Labra (2011) suggested that the remarkable diversity of the lizard genus Liolaemus (220+ species) may be the result of speciation driven by chemical-based sexual selection. The problem of selection-driven speciation is particularly interesting in a model system like Liolaemus, as these lizards have achieved one of the most outstanding species diversities known for a single living vertebrate genus (Pincheira-Donoso, Scolaro & Sura, 2008c), which is mirrored by a remarkable ecological diversity (Schulte et al., 2004; Pincheira-Donoso et al., 2009) importantly caused by radiations across a substantial range of thermal and climatic conditions (Harmon et al., 2003; Phospholipase D1 Espinoza, Wiens & Tracy, 2004; Pincheira-Donoso, Hodgson & Tregenza, 2008b).
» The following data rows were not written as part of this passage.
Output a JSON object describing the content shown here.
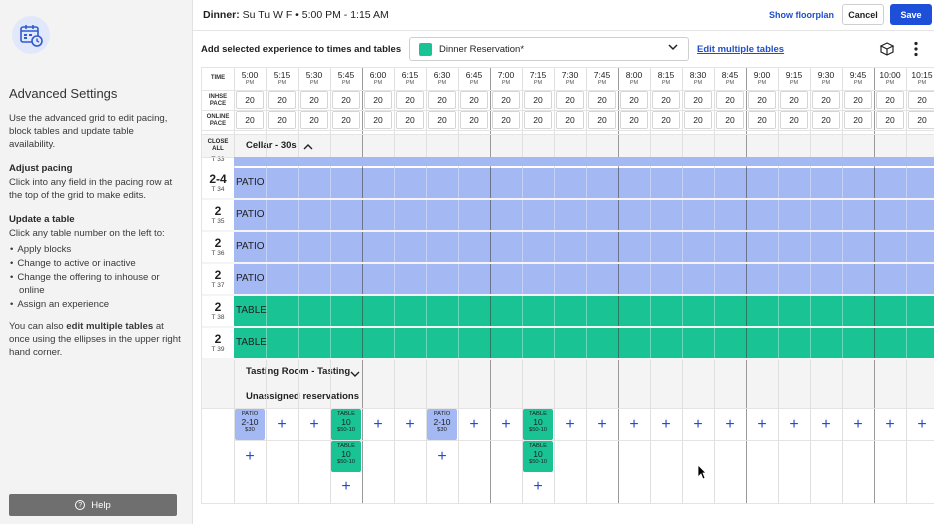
{
  "sidebar": {
    "icon": "calendar-settings-icon",
    "title": "Advanced Settings",
    "intro": "Use the advanced grid to edit pacing, block tables and update table availability.",
    "pacing_heading": "Adjust pacing",
    "pacing_text": "Click into any field in the pacing row at the top of the grid to make edits.",
    "update_heading": "Update a table",
    "update_text": "Click any table number on the left to:",
    "update_items": [
      "Apply blocks",
      "Change to active or inactive",
      "Change the offering to inhouse or online",
      "Assign an experience"
    ],
    "multi_prefix": "You can also ",
    "multi_bold": "edit multiple tables",
    "multi_suffix": " at once using the ellipses in the upper right hand corner.",
    "help_label": "Help"
  },
  "header": {
    "title_bold": "Dinner:",
    "title_rest": " Su Tu W F • 5:00 PM - 1:15 AM",
    "show_floorplan": "Show floorplan",
    "cancel": "Cancel",
    "save": "Save"
  },
  "toolbar": {
    "label": "Add selected experience to times and tables",
    "experience": "Dinner Reservation*",
    "experience_color": "#19c393",
    "edit_multiple": "Edit multiple tables"
  },
  "grid": {
    "row_labels": {
      "time": "TIME",
      "inhse_1": "INHSE",
      "inhse_2": "PACE",
      "online_1": "ONLINE",
      "online_2": "PACE",
      "close_1": "CLOSE",
      "close_2": "ALL"
    },
    "pm": "PM",
    "times": [
      "5:00",
      "5:15",
      "5:30",
      "5:45",
      "6:00",
      "6:15",
      "6:30",
      "6:45",
      "7:00",
      "7:15",
      "7:30",
      "7:45",
      "8:00",
      "8:15",
      "8:30",
      "8:45",
      "9:00",
      "9:15",
      "9:30",
      "9:45",
      "10:00",
      "10:15"
    ],
    "inhouse_pace": [
      "20",
      "20",
      "20",
      "20",
      "20",
      "20",
      "20",
      "20",
      "20",
      "20",
      "20",
      "20",
      "20",
      "20",
      "20",
      "20",
      "20",
      "20",
      "20",
      "20",
      "20",
      "20"
    ],
    "online_pace": [
      "20",
      "20",
      "20",
      "20",
      "20",
      "20",
      "20",
      "20",
      "20",
      "20",
      "20",
      "20",
      "20",
      "20",
      "20",
      "20",
      "20",
      "20",
      "20",
      "20",
      "20",
      "20"
    ],
    "cellar_section": "Cellar - 30s",
    "partial_table": "T 33",
    "tables": [
      {
        "size": "2-4",
        "num": "T 34",
        "name": "PATIO",
        "color": "#a4b8f3"
      },
      {
        "size": "2",
        "num": "T 35",
        "name": "PATIO",
        "color": "#a4b8f3"
      },
      {
        "size": "2",
        "num": "T 36",
        "name": "PATIO",
        "color": "#a4b8f3"
      },
      {
        "size": "2",
        "num": "T 37",
        "name": "PATIO",
        "color": "#a4b8f3"
      },
      {
        "size": "2",
        "num": "T 38",
        "name": "TABLE",
        "color": "#19c393"
      },
      {
        "size": "2",
        "num": "T 39",
        "name": "TABLE",
        "color": "#19c393"
      }
    ],
    "tasting_section": "Tasting Room - Tasting",
    "unassigned_section": "Unassigned reservations",
    "unassigned": [
      {
        "slot": 0,
        "row": 0,
        "cap": "PATIO",
        "size": "2-10",
        "price": "$30",
        "color": "#a4b8f3"
      },
      {
        "slot": 3,
        "row": 0,
        "cap": "TABLE",
        "size": "10",
        "price": "$50-10",
        "color": "#19c393"
      },
      {
        "slot": 3,
        "row": 1,
        "cap": "TABLE",
        "size": "10",
        "price": "$50-10",
        "color": "#19c393"
      },
      {
        "slot": 6,
        "row": 0,
        "cap": "PATIO",
        "size": "2-10",
        "price": "$30",
        "color": "#a4b8f3"
      },
      {
        "slot": 9,
        "row": 0,
        "cap": "TABLE",
        "size": "10",
        "price": "$50-10",
        "color": "#19c393"
      },
      {
        "slot": 9,
        "row": 1,
        "cap": "TABLE",
        "size": "10",
        "price": "$50-10",
        "color": "#19c393"
      }
    ],
    "plus_symbol": "+"
  }
}
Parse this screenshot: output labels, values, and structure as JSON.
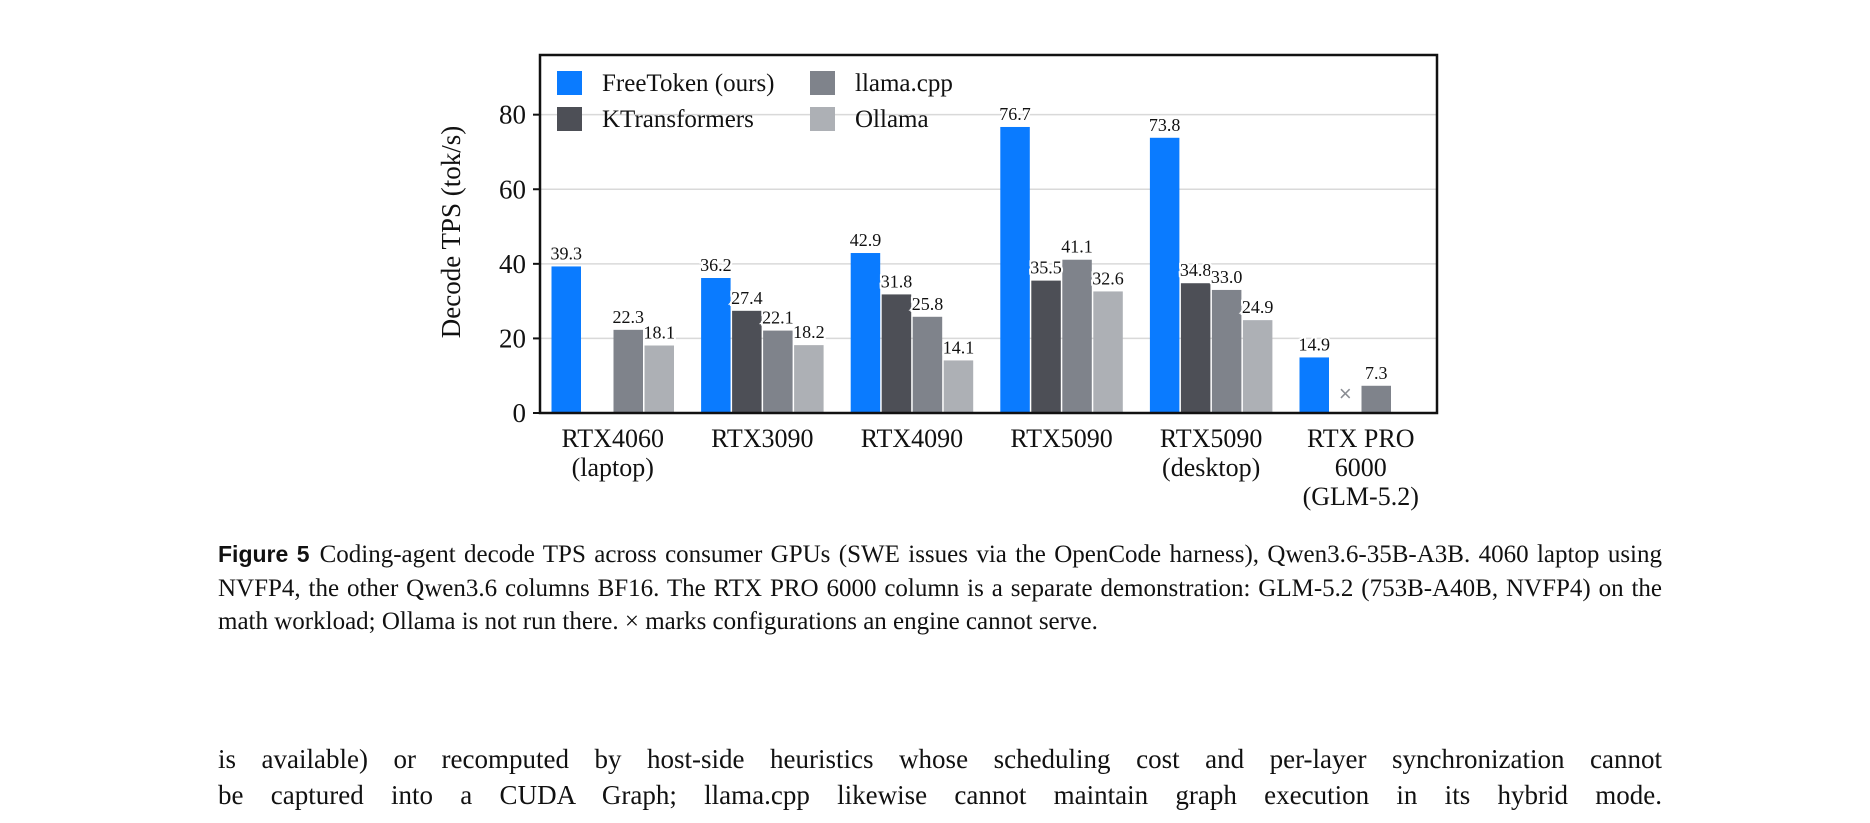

Therefore, understanding the factors underlying such an extraordinary diversity can provide valuable insights into the evolutionary dynamics of active speciation rates taking place within prominent adaptive radiations. In her study, based on experimental observations of three Liolaemus species, Labra (2011) presents evidence suggesting that these lizards respond more actively to conspecific than to heterospecific scents secreted by male precloacal glands.